3. The question referred to us for our answer relates to the interpretation of Section 153 of the I.T. Act, the material portion of which is in the following terms :

” 153. (1) No order of assessment shall be made under Section 143 or Section 144 at any time after–

(a) the expiry of–

(i) four years from the end of the assessment year in which the income was first assessable, where such assessment year is an assessment year commencing on or before the 1st day of April, 1967 ;

(ii) three years from the end of the assessment year in which the income was first assessable, where such assessment year is the assessment year commencing on the 1st day of April, 1968 ;

(iii) two years from the end of the assessment year in which the income was first assessable, where such assessment year is an assessment year commencing on or after the 1st day of April, 1969. ”

4. It is quite plain that under Section 153 of the Act, an order of assessment cannot be passed after the expiry of four years from the end of the assessment year in which the income was first assessable, where such assessment year is an assessment year commencing on or before the 1st day of April, 1967. In other words, the ITO must complete the assessment within four years and, if he fails to do so, he would not be entitled to pass any order with respect to that particular assessment year.
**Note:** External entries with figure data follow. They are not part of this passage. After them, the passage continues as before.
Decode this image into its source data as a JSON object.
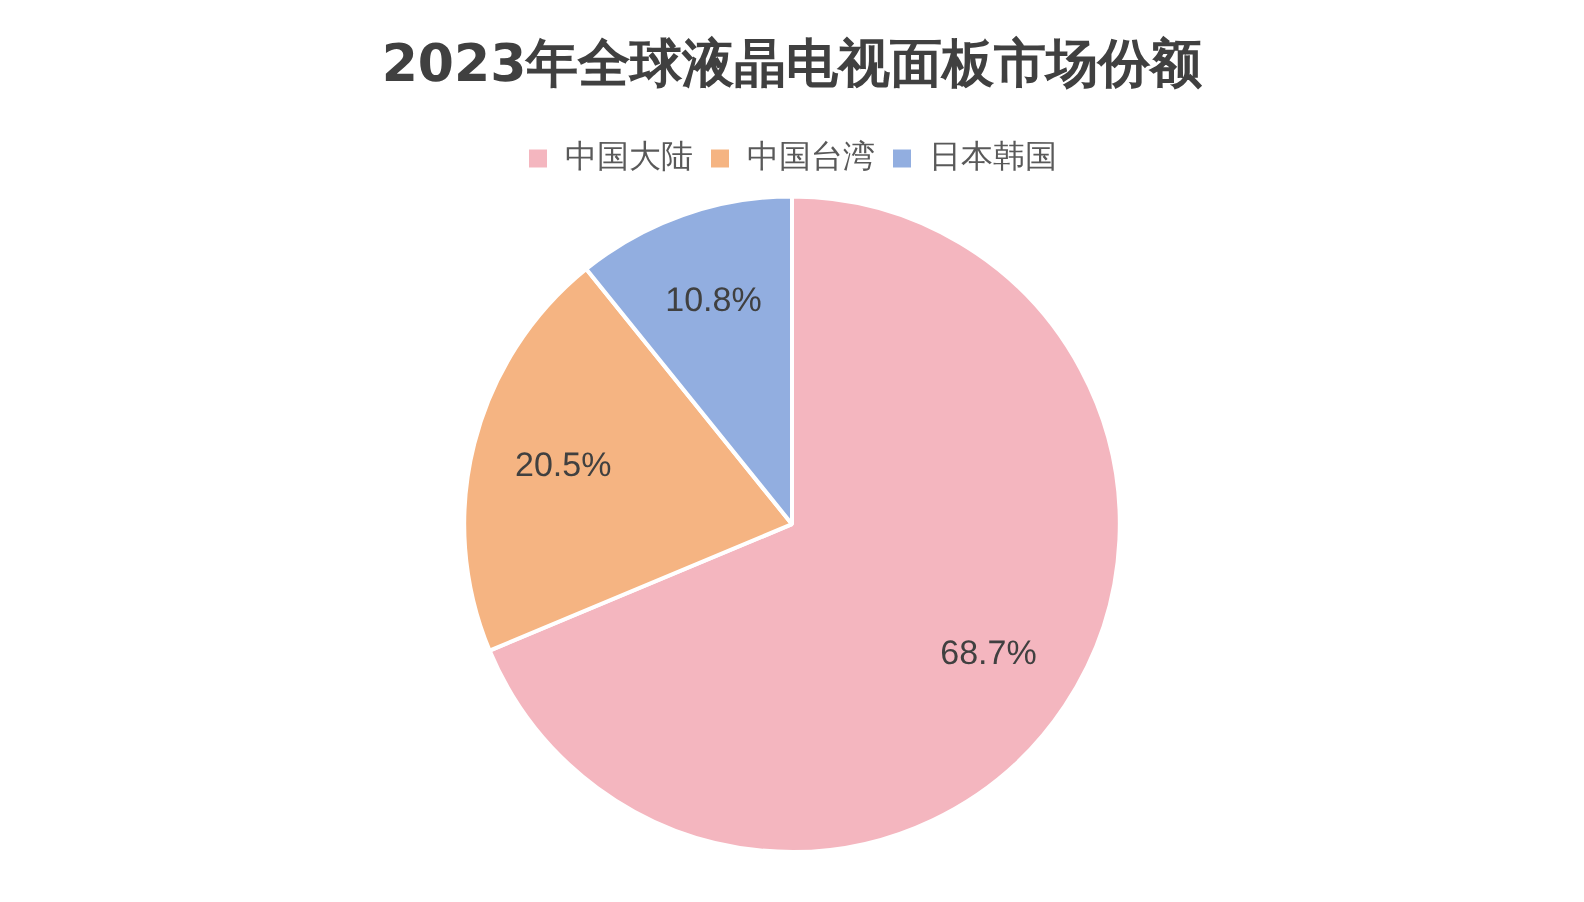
{
  "chart_data": {
    "type": "pie",
    "title": "2023年全球液晶电视面板市场份额",
    "categories": [
      "中国大陆",
      "中国台湾",
      "日本韩国"
    ],
    "values": [
      68.7,
      20.5,
      10.8
    ],
    "value_labels": [
      "68.7%",
      "20.5%",
      "10.8%"
    ],
    "colors": [
      "#f4b6bf",
      "#f5b482",
      "#92aee0"
    ],
    "legend": "top"
  }
}
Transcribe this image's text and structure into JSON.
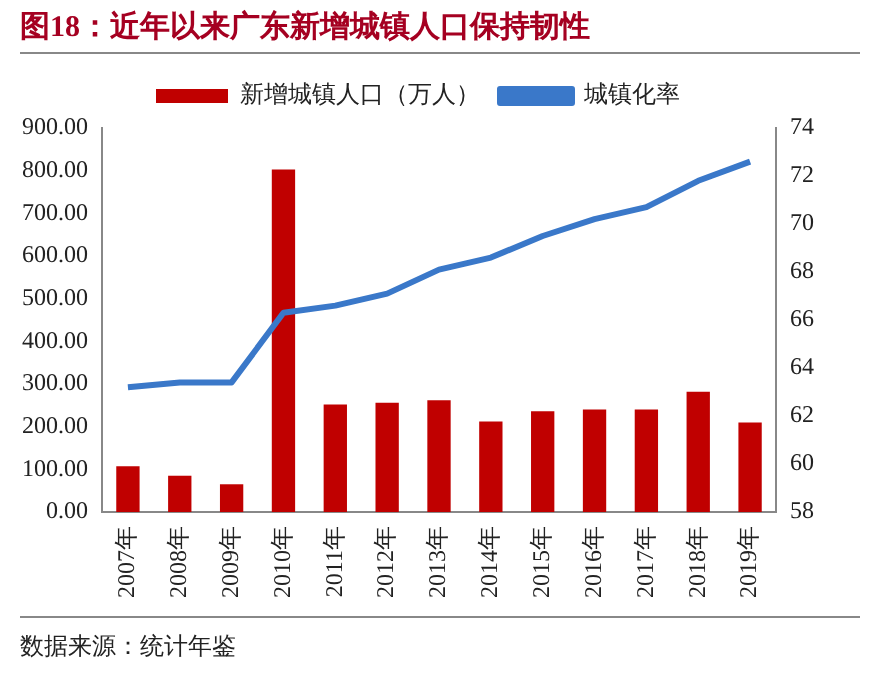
{
  "chart_data": {
    "type": "bar",
    "title": "图18：近年以来广东新增城镇人口保持韧性",
    "categories": [
      "2007年",
      "2008年",
      "2009年",
      "2010年",
      "2011年",
      "2012年",
      "2013年",
      "2014年",
      "2015年",
      "2016年",
      "2017年",
      "2018年",
      "2019年"
    ],
    "series": [
      {
        "name": "新增城镇人口（万人）",
        "color": "#c00000",
        "values": [
          107,
          85,
          65,
          803,
          252,
          256,
          262,
          212,
          236,
          240,
          240,
          282,
          210
        ]
      },
      {
        "name": "城镇化率",
        "type": "line",
        "axis": "y2",
        "color": "#3a78c9",
        "values": [
          63.2,
          63.4,
          63.4,
          66.3,
          66.6,
          67.1,
          68.1,
          68.6,
          69.5,
          70.2,
          70.7,
          71.8,
          72.6
        ]
      }
    ],
    "ylim": [
      0,
      900
    ],
    "yticks": [
      {
        "value": 0,
        "label": "0.00"
      },
      {
        "value": 100,
        "label": "100.00"
      },
      {
        "value": 200,
        "label": "200.00"
      },
      {
        "value": 300,
        "label": "300.00"
      },
      {
        "value": 400,
        "label": "400.00"
      },
      {
        "value": 500,
        "label": "500.00"
      },
      {
        "value": 600,
        "label": "600.00"
      },
      {
        "value": 700,
        "label": "700.00"
      },
      {
        "value": 800,
        "label": "800.00"
      },
      {
        "value": 900,
        "label": "900.00"
      }
    ],
    "y2lim": [
      58,
      74
    ],
    "y2ticks": [
      58,
      60,
      62,
      64,
      66,
      68,
      70,
      72,
      74
    ],
    "legend": "top",
    "grid": false,
    "marker": "none",
    "annotations": [
      "数据来源：统计年鉴"
    ]
  }
}
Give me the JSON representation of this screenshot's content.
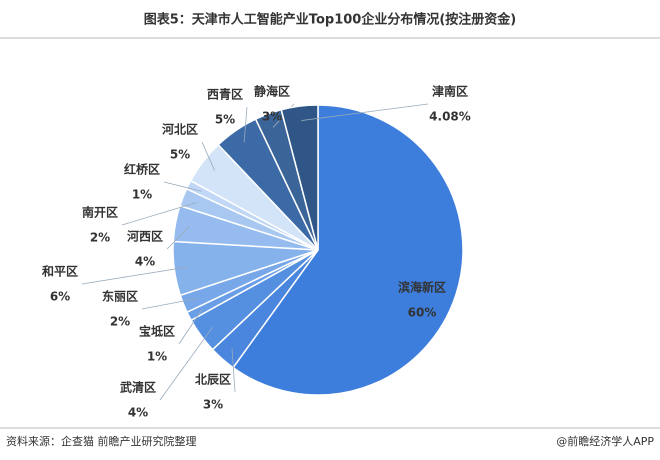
{
  "chart_data": {
    "type": "pie",
    "title": "图表5：天津市人工智能产业Top100企业分布情况(按注册资金)",
    "categories": [
      "滨海新区",
      "北辰区",
      "武清区",
      "宝坻区",
      "东丽区",
      "和平区",
      "河西区",
      "南开区",
      "红桥区",
      "河北区",
      "西青区",
      "静海区",
      "津南区"
    ],
    "values": [
      60,
      3,
      4,
      1,
      2,
      6,
      4,
      2,
      1,
      5,
      5,
      3,
      4.08
    ],
    "value_labels": [
      "60%",
      "3%",
      "4%",
      "1%",
      "2%",
      "6%",
      "4%",
      "2%",
      "1%",
      "5%",
      "5%",
      "3%",
      "4.08%"
    ],
    "colors": [
      "#3d7ddb",
      "#4a86dd",
      "#5590e0",
      "#6a9ee6",
      "#77a7e8",
      "#86b2ec",
      "#96bcef",
      "#a8c8f2",
      "#c0d8f6",
      "#d3e4f9",
      "#3c6aa6",
      "#3b6498",
      "#2f5687"
    ]
  },
  "footer": {
    "source": "资料来源：企查猫 前瞻产业研究院整理",
    "credit": "@前瞻经济学人APP"
  }
}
The order of assessment is, hence, required to be passed before the expiry of the period of four years. The contention of the assessee before the AAC as also the Tribunal was that he received a demand notice dated March 20, 1968, on April 13, 1968, and as the said demand notice was accompanied by an undated assessment order, it could not be held that the assessment was completed on March, 16, 1968. True it is, that the demand notice was dated March 20, 1968, and that it was served on the assessee on April 13, 1968, but it is also a fact that the said demand notice was issued by the office of the ITO on March 30, 1968, as would appear from the statement of the case. This is a question of fact which cannot be disputed before us. It was also found by the Income-tax Tribunal as has been stated in the statement of the case that the assessment order in question was dated March 16, 1968. This fact cannot also be questioned before us. So, it has to be accepted that the ITO had passed the assessment order on March 16, 1968, and that the said assessment order bears the date of March 16, 1968. The income of the assessee for the assessment year 1963-64 was the subject-matter of assessment in the order dated March 16, 1968. The said assessment year ended on March 31, 1968. The assessment order should, therefore, in view of the provisions of Clause (a)(i) of Sub-section (1) of Section 153, have been passed before March 31, 1968. The ITO passed that order fifteen days before that date in fact that order was passed on March 16, 1968.

5. There is no substance in the contention that not only the assessment order but the demand notice should also be issued before the expiry of four years from the end of the assessment year in which the income of the assesses was first assessable. Sub-section (1) of Section 153 of the Act requires an ITO to pass an order of assessment within the period prescribed in the Act. It does not require that the demand notice should also be issued within that period. The words “order of assessment” cannot be construed as to include a demand notice as well. The demand notice does not form part of the order of assessment as is evident from the provisions of Section 156 of the Act which says that when any tax, interest, penalty, fine or any other sum is payable in consequence of any order passed under this Act, the ITO shall serve upon the assessee a notice of demand in the prescribed form specifying the sum so payable.

6. The demand notice is prepared after the assessment order is passed and tax or interest or penalty, etc., is found payable by the assessee in consequence of that order. The stage of issuing the notice of demand is therefore, a distinct stage. There is, therefore, no substance in the contention that the demand notice also should be issued within the period of four years from the end of the assessment year in question.

7. Our answer to the above-noted question referred to us is in the positive and against the assessee.

8. We answer the question accordingly.